Ramsey will be restricted to simple, individual drills and will not take snaps with the full offense as the club’s training staff tries to prevent him from aggravating his injured right foot. However, Brunell will participate fully and would seem to have an early advantage in Gibbs’ open competition.

Then again, considering the large number of his new teammates who won’t be practicing this weekend, Brunell may not have much opportunity to show Gibbs what he can do.

In addition to Ramsey, at least 10 key veterans will miss camp or be restricted to simple conditioning work. Wide receiver Laveranues Coles (toe), tackle Chris Samuels (shoulder), running back Trung Canidate (foot), center Larry Moore (foot) and nose tackle Brandon Noble (knee) are rehabilitating injuries and will not practice. Guard Derrick Dockery, wide receiver Darnerien McCants and defensive tackle Jermaine Haley are nursing shoulder injuries and may participate sparingly. Defensive end Renaldo Wynn and new punter Tom Tupa, meanwhile, will be attending the NFL Players’ Association annual meeting in Hawaii.

With a depleted roster, Gibbs’ first practice as Redskins coach in 12 years might not look like much.

“We may have to go at a slower pace,” he said. “We’re probably going to be real short at some positions, the skill positions in particular.
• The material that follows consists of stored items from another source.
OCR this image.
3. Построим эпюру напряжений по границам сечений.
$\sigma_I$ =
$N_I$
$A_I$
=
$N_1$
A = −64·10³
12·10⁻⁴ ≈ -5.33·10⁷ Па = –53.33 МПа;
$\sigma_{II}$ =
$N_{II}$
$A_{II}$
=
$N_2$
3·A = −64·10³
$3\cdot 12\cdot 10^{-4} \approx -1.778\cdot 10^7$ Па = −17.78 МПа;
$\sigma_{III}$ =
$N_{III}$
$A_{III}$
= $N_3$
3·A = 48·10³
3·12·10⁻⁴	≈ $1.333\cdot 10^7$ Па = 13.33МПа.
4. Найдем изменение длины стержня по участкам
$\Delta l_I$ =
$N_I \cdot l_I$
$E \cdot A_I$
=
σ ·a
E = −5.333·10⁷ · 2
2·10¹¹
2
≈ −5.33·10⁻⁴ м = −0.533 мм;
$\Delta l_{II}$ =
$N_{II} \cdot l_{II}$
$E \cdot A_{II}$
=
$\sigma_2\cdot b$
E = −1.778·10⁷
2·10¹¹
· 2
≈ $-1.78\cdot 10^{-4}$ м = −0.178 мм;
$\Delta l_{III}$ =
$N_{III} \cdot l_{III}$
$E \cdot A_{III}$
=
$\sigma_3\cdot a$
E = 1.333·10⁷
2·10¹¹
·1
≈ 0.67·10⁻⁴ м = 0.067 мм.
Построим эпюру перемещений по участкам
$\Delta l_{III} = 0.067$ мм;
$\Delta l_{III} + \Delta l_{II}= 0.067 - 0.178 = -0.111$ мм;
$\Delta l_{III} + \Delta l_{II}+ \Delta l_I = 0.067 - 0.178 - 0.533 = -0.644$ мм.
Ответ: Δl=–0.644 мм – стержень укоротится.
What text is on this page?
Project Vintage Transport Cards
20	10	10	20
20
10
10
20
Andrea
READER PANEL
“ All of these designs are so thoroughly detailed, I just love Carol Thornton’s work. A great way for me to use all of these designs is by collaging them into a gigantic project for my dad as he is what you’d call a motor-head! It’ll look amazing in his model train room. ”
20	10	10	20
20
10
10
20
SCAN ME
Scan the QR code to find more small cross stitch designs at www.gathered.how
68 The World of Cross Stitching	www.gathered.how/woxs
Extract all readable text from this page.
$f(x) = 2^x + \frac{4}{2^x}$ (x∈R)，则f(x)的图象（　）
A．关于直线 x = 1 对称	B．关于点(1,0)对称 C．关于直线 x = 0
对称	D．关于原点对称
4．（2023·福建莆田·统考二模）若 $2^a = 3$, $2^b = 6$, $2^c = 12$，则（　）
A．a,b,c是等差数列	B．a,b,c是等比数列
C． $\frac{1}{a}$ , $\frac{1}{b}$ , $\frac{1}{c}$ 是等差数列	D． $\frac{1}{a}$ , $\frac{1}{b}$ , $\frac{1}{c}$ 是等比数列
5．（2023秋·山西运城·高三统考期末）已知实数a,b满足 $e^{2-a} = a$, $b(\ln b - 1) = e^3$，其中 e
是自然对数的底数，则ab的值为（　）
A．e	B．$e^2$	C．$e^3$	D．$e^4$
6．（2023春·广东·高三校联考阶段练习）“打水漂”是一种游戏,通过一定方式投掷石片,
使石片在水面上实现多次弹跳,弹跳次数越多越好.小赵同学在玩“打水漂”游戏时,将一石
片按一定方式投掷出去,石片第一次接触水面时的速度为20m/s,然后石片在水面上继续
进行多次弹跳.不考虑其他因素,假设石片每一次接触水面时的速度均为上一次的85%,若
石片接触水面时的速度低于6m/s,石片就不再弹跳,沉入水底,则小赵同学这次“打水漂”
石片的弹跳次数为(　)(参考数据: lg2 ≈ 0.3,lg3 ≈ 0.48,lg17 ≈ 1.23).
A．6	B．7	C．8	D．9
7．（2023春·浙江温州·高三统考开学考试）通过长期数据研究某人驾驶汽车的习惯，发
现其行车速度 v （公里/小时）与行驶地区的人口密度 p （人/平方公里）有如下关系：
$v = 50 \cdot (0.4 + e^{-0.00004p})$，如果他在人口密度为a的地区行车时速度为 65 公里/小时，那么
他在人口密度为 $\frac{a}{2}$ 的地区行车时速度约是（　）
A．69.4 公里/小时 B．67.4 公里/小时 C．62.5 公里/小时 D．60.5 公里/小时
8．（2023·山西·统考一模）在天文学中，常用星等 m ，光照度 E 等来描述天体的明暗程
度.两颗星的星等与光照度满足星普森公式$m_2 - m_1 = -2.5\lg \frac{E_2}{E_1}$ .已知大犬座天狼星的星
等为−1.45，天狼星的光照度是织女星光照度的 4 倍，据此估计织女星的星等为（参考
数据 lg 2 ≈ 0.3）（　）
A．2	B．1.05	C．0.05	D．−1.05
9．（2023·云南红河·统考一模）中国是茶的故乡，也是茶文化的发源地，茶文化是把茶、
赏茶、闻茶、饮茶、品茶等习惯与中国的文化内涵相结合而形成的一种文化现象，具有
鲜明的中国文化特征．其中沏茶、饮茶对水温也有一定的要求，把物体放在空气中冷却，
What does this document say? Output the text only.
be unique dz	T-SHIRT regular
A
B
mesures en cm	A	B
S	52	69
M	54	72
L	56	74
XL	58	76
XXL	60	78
So we’ll probably have to go easy.”

One player who is expected to be in uniform is linebacker LaVar Arrington. Arrington has filed a grievance with the league, claiming the Redskins shortchanged him $6.5million on the contract extension he signed in December, but he said he will not let it interfere with his football preparation.

“I expect LaVar [at minicamp],” Gibbs said. “I don’t think there’s anything there about him not participating. … It doesn’t affect football, so he’s going full speed ahead.”

Camp officially begins with practice Friday afternoon at Redskin Park, but perhaps the most important session will be tomorrow night when Gibbs conducts his first full team meeting.

Since his hiring in January, Gibbs has managed to speak with only about 20 percent of his players. Tomorrow night’s meeting will provide the coach with his first real opportunity to get his message across to his players, many of whom were teenagers the last time Gibbs coached in the NFL.

Much has changed since 1992, but Gibbs believes some things remain the same, most notably the importance of veteran locker room leadership. He plans to speak directly about that point tomorrow night and hopes several team leaders emerge in due time.

“Everybody said to me you can’t establish a core group of players [in today’s NFL]. I don’t think that’s true,” Gibbs said. “I’ve done my homework on it, and I think you can. I’m going to tell them what I’m going to look for if somebody wants to be a core group Redskin and be a part of our group for a long time.”

Gibbs referred to the days when longtime Redskins like Art Monk and Joe Jacoby set the example for their teammates by attending all voluntary meetings and workouts and teaching younger players how to act as professionals.

“We’re going to try to go back and recreate all that, to find the guys that are Redskins,” he said.

As for this weekend’s practices, Gibbs plans to keep things simple and focus on the basics as the club begins its formal offseason program.

“We want to start teaching — on offense, defense and special teams,” he said. “When we start practice, it’s going to be special teams, because that’s a real core group of what we do. … This will be a real teaching thing.”

Notes — Linebacker Greg Favors, whom the Redskins had expressed some interest in acquiring, signed a three-year contract with the Jacksonville Jaguars yesterday. Favors visited Redskin Park this month, but the club never came close to signing him. …

Gibbs is contemplating how much of training camp he wants to make open to the public this summer. Camp will open at Redskin Park in late July, and although fans were allowed to attend every practice last year, Gibbs said he may close some sessions to the public.